The Coast Guard Station occupies the coastal plain at the head of Old Woman Bay.  Originally built as a seaplane base for Navy PBY flying boats, the runways were later lengthened to handle Army B-17s for raids of Japanese occupied Kiska and Attu. As we drove in the gate, I was at once struck by how small everything looked. But the biggest surprise was how little everything had changed in the years since we left. All the family housing was still there, including the little two-bedroom duplex where we lived for over two years. It looks much better now, with vinyl siding instead of the old asbestos shingles we knew. The aircraft hangers and shops appear the same, except that the bright blue and white Coast Guard color scheme is much more cheerful than our old battleship gray. The seaplane parking apron next to the bay was a beehive of activity involving both helicopters and C-130 transports.  Kodiak handles the search and rescue mission for a large swath of the North Pacific and is the largest Coast Guard base in the world.

There were a few depressing moments. The old steam power plant that we labored so hard to restore after the earthquake is now shuttered. Most power for Kodiak now comes from three massive wind turbines atop the central mountain ridge. The shop building from which our Public Works crews toiled to repair broken pipes and power lines appears abandoned, a gray old lady amidst the bright buildings in use.  But overall, our visit was comforting, an affirmation that some things in this world can remain the same for long periods.  Too soon, we had to get back to the ship and steal some time to walk the streets of the city.  As those who watch the television shows, Coast Guard Alaska and The Deadliest Catch, are well aware, Kodiak is still a frontier town.  The people here are a hardy, self-sufficient race.  We did have one more disappointment.
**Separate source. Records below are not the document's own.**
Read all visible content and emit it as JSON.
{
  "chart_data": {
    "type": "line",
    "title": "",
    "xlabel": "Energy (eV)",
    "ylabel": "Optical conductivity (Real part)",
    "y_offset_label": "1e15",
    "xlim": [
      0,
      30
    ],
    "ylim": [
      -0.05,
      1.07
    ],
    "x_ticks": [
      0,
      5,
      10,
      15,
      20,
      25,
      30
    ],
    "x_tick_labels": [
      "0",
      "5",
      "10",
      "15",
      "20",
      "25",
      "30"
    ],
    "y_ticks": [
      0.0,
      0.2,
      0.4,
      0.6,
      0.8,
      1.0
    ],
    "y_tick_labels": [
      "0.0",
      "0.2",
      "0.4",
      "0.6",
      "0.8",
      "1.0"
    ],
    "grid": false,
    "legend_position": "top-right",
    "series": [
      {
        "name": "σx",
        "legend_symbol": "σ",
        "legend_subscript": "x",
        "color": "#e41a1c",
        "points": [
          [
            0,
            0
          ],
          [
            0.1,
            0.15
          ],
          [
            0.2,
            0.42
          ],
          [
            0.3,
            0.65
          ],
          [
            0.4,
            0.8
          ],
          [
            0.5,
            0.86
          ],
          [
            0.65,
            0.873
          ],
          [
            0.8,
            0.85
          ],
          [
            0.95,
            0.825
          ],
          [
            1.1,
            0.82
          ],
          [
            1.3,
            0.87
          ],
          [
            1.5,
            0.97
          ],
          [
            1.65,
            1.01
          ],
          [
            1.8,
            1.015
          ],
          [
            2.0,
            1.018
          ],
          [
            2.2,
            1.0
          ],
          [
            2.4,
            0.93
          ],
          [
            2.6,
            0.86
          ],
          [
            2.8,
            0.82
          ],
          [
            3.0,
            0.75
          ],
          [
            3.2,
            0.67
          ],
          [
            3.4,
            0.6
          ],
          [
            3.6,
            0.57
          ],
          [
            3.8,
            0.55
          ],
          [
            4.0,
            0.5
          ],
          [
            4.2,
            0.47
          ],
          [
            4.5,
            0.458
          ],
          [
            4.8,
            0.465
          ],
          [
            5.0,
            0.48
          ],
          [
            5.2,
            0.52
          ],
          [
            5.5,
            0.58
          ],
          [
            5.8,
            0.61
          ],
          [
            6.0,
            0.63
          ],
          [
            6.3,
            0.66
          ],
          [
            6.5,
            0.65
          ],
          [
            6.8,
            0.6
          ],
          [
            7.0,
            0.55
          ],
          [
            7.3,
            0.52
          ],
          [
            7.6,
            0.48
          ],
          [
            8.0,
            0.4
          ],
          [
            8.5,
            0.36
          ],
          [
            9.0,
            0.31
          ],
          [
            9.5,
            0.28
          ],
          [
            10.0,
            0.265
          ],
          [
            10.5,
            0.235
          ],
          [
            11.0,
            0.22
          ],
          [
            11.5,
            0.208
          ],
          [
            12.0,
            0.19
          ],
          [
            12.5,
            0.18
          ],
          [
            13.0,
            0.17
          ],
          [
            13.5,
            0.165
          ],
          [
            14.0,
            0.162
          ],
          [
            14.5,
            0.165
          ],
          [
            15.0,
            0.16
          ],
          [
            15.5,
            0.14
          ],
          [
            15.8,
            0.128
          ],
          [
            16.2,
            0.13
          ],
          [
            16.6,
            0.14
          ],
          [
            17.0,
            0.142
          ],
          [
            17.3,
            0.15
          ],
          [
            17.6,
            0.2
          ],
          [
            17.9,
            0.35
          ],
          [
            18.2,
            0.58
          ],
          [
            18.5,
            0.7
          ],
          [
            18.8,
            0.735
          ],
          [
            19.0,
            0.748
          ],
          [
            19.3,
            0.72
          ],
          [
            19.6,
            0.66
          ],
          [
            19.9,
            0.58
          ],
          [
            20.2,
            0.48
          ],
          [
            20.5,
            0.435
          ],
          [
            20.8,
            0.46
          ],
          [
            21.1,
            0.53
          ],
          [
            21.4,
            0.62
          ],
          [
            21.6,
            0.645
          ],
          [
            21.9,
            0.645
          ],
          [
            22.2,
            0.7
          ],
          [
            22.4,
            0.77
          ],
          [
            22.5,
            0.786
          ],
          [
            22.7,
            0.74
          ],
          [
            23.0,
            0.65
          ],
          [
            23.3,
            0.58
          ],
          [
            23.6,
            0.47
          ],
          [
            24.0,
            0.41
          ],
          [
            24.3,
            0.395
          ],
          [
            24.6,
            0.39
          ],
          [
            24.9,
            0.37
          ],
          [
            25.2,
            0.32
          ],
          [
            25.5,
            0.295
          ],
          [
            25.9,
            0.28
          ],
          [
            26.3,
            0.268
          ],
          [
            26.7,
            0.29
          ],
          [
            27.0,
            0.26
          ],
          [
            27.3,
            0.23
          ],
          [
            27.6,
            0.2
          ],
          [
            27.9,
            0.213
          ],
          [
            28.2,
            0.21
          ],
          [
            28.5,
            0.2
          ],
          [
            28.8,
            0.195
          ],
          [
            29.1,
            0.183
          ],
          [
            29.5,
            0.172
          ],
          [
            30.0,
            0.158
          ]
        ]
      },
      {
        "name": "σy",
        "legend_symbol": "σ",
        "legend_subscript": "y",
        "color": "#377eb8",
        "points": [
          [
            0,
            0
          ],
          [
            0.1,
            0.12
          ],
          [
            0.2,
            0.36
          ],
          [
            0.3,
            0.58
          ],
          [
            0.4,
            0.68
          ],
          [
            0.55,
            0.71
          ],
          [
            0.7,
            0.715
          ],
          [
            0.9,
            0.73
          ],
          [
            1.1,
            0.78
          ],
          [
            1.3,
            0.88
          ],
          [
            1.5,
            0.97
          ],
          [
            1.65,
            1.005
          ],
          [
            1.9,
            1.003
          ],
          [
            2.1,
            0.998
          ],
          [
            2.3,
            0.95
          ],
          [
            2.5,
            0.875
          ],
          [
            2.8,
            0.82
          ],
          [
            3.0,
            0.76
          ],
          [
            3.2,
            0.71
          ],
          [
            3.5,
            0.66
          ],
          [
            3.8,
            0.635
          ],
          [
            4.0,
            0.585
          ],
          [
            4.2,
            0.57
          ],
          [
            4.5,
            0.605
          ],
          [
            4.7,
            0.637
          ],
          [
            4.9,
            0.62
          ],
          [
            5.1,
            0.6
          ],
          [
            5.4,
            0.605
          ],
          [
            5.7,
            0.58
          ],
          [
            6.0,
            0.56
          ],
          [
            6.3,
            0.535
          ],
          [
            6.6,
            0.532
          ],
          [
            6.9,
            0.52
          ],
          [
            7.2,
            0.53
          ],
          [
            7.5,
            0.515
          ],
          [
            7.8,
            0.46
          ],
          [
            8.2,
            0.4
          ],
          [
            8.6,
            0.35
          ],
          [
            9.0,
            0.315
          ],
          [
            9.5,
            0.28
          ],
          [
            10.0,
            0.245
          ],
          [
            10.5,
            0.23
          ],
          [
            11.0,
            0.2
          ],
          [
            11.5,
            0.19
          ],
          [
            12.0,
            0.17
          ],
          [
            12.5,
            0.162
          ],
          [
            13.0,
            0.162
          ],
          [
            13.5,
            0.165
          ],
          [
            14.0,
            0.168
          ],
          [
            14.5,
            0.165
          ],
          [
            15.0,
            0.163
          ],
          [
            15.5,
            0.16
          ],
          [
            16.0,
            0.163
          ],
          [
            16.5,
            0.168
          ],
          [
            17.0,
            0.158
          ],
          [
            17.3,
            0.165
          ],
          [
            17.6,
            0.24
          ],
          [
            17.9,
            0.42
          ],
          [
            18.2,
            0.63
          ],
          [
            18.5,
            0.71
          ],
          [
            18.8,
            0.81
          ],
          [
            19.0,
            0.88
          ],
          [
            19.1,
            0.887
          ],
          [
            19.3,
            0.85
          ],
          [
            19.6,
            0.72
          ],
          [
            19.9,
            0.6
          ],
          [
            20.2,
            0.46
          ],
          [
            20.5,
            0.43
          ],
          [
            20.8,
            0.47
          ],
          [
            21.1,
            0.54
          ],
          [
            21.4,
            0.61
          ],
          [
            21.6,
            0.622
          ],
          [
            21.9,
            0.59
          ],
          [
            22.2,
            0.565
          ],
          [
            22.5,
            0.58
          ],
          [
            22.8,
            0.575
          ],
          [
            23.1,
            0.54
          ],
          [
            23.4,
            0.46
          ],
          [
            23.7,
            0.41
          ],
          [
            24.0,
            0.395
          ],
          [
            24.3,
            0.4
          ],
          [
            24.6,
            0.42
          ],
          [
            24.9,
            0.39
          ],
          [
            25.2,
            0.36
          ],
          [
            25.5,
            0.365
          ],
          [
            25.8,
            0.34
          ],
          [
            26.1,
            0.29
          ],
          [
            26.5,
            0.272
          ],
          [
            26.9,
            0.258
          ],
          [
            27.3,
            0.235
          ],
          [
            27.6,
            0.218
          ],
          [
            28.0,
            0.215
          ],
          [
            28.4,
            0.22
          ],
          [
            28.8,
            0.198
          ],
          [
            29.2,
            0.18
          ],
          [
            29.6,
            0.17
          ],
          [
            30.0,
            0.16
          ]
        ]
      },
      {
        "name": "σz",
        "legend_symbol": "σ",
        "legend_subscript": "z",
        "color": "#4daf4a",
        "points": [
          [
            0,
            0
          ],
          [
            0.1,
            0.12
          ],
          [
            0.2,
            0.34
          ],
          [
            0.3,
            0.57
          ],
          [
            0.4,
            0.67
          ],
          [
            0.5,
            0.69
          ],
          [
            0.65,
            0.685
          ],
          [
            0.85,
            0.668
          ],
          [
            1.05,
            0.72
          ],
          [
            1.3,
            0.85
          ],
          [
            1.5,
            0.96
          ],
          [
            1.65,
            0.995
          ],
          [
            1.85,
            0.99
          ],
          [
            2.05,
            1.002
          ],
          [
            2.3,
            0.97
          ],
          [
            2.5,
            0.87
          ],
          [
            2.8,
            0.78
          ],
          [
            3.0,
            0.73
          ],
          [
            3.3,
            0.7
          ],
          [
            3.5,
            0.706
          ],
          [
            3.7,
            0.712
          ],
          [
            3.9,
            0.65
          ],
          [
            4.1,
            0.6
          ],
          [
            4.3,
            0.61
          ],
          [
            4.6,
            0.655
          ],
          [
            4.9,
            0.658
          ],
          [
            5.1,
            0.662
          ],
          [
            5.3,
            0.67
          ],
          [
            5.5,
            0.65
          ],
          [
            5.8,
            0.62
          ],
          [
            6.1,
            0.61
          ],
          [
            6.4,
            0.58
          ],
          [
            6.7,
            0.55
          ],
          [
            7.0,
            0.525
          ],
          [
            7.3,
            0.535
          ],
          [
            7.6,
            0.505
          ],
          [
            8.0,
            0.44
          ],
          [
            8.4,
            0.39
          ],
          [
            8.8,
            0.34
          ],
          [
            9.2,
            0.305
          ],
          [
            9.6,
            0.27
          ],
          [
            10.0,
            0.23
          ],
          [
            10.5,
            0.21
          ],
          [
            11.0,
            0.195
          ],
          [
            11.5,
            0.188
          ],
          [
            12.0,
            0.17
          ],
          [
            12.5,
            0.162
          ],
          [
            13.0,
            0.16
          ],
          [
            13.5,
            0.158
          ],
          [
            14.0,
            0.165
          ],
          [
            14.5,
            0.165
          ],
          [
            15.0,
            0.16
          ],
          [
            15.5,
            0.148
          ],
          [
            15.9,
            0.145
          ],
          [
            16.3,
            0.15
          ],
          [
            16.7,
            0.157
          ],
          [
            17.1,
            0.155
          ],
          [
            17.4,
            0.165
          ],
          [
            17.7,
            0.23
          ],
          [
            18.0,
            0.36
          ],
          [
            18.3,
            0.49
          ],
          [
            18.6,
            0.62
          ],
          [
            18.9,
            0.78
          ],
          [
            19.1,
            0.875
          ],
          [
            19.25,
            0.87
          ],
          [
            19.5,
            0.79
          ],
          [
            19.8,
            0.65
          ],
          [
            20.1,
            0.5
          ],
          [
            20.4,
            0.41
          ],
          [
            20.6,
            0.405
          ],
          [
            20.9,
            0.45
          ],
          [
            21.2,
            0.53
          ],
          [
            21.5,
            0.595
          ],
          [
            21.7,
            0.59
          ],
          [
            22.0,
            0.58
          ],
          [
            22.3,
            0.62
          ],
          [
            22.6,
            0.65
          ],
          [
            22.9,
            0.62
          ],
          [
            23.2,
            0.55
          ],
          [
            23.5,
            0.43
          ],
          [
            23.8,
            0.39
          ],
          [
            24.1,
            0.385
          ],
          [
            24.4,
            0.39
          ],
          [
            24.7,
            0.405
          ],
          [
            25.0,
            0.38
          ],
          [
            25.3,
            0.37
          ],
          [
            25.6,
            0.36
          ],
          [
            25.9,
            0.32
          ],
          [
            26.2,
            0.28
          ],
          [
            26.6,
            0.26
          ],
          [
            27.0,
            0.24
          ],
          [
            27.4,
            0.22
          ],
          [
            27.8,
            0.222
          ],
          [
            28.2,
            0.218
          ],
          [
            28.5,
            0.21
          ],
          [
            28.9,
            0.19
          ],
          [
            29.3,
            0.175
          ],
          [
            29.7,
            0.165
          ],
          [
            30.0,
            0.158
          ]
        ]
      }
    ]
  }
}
We were unable to find the bakery at which we bought many mouth-watering loaves of delicious Russian Rye bread back in the 1960s.

After leaving Kodiak, we witnessed the calving of the blue ice Hubbard Glacier and toured the first Russian Orthodox cathedral in North America at Sitka..  Our final stop was in Victoria, British Columbia. We had planned to attend High Tea at the government headquarters, but that excursion was cancelled because too few signed up. We did tour a lovely private garden constructed by a Georgian royal couple that had survived internment by the Axis in World War Two. Now owned by the British Columbia Land Conservancy, the garden is beautiful and well tended. I gained a bonus when I bought a copy of the princess’s journal of enduring internment in Shanghai from 1941-1945. Is there another novel there?

Our odyssey came to an end abruptly. In a single day, we were transported from the luxury of the ship to our everyday life back in Williamsburg. Arriving home just before midnight of a day that began in British Columbia, it has taken us several days to get our bodies back in Virginia rhythm. But we now have memories that we shall treasure as long as our minds continue to function.